Pro-left US media outlets are having a field day with President Donald Trump's commencement address at the US Coast Guard (USCG) Academy, accusing him of throwing a tantrum about how he's been treated "unfairly" lately.

Trump has been in the centre of negative press surrounding his sudden decision last Tuesday (May 9) to fire FBI director James Comey.

Allegations also surfaced this week that the President disclosed highly classified intelligence secrets to Russia's foreign minister.

Trump hit back at his "critics and the naysayers" in his speech to graduating class of the USCG.

"Look at the way I have been treated lately, especially by the media," he said to laughter from the crowd.

"No politician in history, and I say this with great surety, has been treated worse or more unfairly. You can't let them get you down, you can't let the critics and the naysayers get in the way of your dreams," he added.

Anti-Trump news sites seized the opportunity to slam the President for hijacking the speech to whine.

"Donald Trump is not acting like a man who is fit to be President," said a report by Politicus USA, while USA News Post and Occupy Democrats labelled him a "crybaby".

"Rather than focus entirely on, say, the graduates in front of him, or on that which they will be doing now that they've graduated, Trump claimed yet again that the media and pretty much everyone else is out to get him," Bipartisan Report commented.

Well, Trump did veer back to the audience:

"Adversity makes you stronger. Don't give in. Don't back down and never stop doing what you know is right. Nothing worth doing ever, ever, ever came easy.

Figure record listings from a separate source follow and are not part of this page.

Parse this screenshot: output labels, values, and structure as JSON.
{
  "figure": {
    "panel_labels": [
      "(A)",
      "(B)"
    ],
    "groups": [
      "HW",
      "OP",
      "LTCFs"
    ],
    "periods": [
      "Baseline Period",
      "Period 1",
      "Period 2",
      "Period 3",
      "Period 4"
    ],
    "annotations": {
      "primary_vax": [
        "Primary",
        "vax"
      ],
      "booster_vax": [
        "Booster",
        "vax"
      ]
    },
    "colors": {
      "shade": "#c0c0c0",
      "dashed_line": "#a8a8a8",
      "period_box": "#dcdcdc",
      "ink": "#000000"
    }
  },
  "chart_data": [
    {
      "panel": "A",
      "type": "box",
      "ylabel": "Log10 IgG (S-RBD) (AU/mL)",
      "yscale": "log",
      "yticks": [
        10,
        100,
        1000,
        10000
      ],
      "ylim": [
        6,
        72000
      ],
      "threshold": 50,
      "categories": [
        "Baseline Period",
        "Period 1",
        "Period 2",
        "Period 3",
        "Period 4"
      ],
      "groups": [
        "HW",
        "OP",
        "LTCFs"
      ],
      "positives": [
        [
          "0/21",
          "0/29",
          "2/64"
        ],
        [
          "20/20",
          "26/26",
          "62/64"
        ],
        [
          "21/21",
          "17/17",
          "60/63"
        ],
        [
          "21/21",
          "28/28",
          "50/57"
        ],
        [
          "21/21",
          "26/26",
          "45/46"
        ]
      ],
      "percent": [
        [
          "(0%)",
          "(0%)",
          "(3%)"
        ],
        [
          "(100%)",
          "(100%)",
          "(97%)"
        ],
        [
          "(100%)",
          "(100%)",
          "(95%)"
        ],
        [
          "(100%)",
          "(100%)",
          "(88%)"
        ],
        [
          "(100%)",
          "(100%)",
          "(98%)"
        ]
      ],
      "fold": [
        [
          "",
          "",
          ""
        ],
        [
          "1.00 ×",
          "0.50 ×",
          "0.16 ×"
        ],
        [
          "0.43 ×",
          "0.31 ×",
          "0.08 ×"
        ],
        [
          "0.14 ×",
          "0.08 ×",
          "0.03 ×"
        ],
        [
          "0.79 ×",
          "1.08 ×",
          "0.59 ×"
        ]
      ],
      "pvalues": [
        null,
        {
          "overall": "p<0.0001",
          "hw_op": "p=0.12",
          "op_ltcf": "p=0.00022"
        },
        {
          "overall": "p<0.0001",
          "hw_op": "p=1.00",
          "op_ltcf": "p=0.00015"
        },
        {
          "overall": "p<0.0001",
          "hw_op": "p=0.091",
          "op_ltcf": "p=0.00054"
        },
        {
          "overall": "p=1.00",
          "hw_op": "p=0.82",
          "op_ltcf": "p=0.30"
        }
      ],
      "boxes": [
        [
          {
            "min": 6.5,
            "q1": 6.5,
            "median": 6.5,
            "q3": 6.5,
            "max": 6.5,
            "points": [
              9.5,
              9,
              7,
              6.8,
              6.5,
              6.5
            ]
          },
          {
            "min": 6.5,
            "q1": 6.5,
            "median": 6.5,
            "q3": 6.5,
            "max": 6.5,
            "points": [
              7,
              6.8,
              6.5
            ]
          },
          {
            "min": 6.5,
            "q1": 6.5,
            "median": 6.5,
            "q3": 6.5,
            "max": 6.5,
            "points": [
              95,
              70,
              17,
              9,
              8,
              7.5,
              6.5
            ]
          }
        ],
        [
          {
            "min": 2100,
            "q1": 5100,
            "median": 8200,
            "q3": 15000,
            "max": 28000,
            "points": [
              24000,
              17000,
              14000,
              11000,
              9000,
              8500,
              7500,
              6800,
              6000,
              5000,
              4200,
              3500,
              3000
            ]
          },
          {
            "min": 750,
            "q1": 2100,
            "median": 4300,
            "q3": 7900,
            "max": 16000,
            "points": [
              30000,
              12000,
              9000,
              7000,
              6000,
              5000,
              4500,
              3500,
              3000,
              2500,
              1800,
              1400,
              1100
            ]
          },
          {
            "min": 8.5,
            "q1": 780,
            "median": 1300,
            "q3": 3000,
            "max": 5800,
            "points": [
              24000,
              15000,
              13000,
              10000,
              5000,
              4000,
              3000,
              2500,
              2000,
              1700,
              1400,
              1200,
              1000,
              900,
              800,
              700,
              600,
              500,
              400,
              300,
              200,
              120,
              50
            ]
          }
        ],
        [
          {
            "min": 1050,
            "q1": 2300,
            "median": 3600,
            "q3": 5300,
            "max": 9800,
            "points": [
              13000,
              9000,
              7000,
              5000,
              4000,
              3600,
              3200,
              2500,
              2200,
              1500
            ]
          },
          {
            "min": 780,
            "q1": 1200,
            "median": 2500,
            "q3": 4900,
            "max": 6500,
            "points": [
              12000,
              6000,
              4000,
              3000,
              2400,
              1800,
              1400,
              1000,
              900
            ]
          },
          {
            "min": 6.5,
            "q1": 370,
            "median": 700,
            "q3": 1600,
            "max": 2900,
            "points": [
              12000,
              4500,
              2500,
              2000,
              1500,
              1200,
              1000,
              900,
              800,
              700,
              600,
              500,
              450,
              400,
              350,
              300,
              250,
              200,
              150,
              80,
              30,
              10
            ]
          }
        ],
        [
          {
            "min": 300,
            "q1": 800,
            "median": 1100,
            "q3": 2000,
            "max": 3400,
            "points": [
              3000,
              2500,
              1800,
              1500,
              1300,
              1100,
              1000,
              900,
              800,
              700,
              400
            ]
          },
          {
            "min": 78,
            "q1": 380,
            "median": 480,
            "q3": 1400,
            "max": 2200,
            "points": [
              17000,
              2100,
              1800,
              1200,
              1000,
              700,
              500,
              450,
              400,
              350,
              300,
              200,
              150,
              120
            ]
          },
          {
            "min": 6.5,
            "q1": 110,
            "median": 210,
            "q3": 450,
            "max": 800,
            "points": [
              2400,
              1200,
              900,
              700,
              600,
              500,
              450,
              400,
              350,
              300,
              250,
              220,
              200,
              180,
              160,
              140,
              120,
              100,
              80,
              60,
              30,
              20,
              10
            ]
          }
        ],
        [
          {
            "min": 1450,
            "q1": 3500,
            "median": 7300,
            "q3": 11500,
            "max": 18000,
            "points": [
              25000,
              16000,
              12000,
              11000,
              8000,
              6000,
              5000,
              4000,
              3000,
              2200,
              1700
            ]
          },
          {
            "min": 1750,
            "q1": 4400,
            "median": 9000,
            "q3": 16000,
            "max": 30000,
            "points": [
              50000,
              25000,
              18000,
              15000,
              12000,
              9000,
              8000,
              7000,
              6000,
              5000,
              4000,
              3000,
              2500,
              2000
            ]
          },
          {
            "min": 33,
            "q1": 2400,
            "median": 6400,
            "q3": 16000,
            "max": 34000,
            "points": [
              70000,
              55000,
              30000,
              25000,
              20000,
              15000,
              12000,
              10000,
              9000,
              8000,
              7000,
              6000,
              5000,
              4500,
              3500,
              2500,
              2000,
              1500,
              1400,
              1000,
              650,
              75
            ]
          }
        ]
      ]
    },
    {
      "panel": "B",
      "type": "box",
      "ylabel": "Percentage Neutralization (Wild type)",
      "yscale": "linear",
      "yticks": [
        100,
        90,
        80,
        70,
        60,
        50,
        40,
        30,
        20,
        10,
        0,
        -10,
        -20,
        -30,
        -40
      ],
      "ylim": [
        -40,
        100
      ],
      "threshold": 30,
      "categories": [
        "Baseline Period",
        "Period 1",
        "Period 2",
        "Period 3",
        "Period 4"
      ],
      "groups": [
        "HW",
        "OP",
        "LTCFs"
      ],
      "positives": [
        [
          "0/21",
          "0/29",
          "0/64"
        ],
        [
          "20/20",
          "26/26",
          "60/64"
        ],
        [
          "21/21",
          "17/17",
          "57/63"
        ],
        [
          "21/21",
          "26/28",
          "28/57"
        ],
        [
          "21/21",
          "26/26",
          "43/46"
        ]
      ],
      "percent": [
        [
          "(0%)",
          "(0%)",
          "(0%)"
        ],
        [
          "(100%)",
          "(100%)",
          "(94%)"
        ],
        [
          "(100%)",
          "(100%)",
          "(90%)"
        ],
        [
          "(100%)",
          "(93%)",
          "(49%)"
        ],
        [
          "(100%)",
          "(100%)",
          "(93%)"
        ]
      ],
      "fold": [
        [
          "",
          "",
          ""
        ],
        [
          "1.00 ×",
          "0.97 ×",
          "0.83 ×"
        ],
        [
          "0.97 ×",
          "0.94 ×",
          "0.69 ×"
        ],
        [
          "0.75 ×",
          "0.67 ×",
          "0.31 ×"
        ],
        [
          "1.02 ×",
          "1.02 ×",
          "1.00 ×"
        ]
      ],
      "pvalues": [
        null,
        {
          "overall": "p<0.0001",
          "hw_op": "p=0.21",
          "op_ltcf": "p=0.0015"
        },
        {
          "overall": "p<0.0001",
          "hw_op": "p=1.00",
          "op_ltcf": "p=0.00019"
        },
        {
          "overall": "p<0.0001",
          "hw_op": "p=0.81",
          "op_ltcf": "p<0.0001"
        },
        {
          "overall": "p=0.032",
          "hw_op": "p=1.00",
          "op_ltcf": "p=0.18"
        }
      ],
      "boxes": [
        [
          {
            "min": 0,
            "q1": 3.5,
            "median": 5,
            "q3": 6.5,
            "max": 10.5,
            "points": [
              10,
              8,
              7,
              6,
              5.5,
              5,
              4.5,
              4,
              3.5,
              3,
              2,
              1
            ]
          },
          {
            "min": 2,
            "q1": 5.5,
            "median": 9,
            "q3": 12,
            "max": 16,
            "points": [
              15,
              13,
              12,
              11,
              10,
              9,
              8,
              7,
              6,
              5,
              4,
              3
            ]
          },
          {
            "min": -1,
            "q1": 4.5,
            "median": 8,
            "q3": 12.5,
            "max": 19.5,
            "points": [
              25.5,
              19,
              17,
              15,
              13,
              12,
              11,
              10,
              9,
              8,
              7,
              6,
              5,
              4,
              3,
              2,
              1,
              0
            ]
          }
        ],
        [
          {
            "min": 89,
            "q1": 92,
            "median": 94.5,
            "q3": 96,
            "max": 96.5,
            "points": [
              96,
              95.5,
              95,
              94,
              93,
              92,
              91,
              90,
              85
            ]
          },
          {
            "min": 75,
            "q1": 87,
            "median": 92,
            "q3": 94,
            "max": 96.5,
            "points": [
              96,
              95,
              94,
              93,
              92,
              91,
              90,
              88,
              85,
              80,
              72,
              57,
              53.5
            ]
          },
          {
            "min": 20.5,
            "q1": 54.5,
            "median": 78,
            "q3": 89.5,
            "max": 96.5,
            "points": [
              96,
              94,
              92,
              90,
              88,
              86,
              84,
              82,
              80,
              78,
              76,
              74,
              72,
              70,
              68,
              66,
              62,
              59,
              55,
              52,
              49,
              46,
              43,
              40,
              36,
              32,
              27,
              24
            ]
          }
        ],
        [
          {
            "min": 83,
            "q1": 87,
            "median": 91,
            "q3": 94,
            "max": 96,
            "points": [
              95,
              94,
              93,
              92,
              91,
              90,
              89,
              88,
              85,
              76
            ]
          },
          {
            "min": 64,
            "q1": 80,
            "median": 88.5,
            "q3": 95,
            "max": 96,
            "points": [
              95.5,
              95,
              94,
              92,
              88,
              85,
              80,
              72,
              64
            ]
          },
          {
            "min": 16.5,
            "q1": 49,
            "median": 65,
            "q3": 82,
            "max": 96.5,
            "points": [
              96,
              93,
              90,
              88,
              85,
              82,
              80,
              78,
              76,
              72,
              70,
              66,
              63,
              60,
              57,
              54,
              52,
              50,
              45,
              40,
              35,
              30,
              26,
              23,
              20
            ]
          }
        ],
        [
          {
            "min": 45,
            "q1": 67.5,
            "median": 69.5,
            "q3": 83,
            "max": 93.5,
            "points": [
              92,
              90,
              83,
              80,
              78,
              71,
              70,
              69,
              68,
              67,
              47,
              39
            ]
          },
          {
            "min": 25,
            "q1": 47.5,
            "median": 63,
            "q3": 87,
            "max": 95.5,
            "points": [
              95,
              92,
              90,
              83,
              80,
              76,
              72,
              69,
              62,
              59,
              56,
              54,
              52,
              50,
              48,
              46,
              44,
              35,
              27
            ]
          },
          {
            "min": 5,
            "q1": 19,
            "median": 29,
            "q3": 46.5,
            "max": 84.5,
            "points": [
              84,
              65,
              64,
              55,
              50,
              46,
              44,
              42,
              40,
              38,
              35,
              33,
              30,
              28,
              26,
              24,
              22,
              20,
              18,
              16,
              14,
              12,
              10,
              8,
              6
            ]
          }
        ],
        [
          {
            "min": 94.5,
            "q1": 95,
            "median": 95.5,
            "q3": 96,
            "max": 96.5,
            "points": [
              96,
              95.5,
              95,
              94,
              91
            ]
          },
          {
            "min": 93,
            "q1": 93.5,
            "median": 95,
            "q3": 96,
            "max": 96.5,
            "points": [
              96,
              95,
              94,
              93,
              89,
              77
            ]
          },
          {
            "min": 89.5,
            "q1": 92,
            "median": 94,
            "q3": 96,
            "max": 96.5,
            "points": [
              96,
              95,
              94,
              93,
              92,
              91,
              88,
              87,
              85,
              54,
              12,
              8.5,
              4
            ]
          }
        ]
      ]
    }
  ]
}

And the more righteous your fight, the more opposition you will face."

...before reverting to himself:

"I've accomplished a tremendous amount in a very short time as President."

He went on to list the accomplishments, including his administration's "historic investment" in the US military and how jobs are "pouring back" into the country.

He spent about four minutes talking about himself in the 28-minute speech.

To be fair, he was merely trying to offer some life advice to the USCG graduates using his own experience, which happens to be fraught with controversy.

"Over the course of your life, you will find that things are not always fair. You will find that things happen to you that you do not deserve and that are not always warranted but you have to put your head down and fight, fight, fight," he said.

"Things will work out just fine."

Indeed - he got elected against all odds, didn't he?